Solved – Is is possible for a gradient boosting regression to predict values outside of the range seen in its training data

boostingloss-functionspredictionrandom forest

I am using http://scikit-learn.org/stable/modules/generated/sklearn.ensemble.GradientBoostingRegressor.html to fit a gradient boosting model (GBM) built on regression trees. I am using quantile loss with alpha=0.5, i.e. my loss function is mean absolute error (MAE). The optimal model with this loss function is the conditional median, $\text{median}[Y \;|\;X]$, where $Y$ denotes the predicted variable, and $X$ is a vector of covariates.
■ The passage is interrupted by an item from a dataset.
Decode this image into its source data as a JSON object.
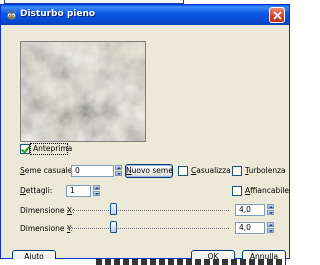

Very rarely, I have seen predictions that are outside of the range seen in the model's training data. For example, the $Y$ in my training data might lie in $[500, 20000]$, and (very rarely) I see predictions with $\hat{Y} < 500$. Is this theoretically possible with GBMs, or should I suspect that there is a bug in my code and/or in sklearn?

Assuming I understand random forests (RFs) correctly, it should be impossible for this to happen with a RF because the predicted values are all means / medians (depending on whether one uses absolute error or squared error loss) of subsets of the training data. But GBMs are different from RFs, and this argument does not carry over. Are predictions outside the range of the training data theoretically possible with GBMs?

Best Answer

In the comment you ask for an example. You can find it here (links to most informative comment, but please read entire thread for clarity).

In the above example, the most intriguing part for me is the value of -666. It is the score on the 2nd tree (the one with variable V2). Note that score falls outside of assumed distribution of $Y$, i.e. $[2000 - 20000]$.

I understand this could be because -666 from example above does not come from averaging as in simple regression tree / random forest, but from the fact that entire prediction comes from aggregation (chain-like summation) of results from different sub-trees. The summation involves weights $w$ that are assigned to each tree and the weights themselves come from:

$w_j^\ast = -\frac{G_j}{H_j+\lambda}$

where $G_j$ and $H_j$ are within-leaf calculations of first and second order derivatives of loss function, therefore they do not depend on the lower or upper $Y$ boundaries.

Please note that the linked example does not prove this is mathematically or empirically possible, because values in the example are arbitrarily selected and do not come from an actual model.

Formulas above come from xgboost website / paper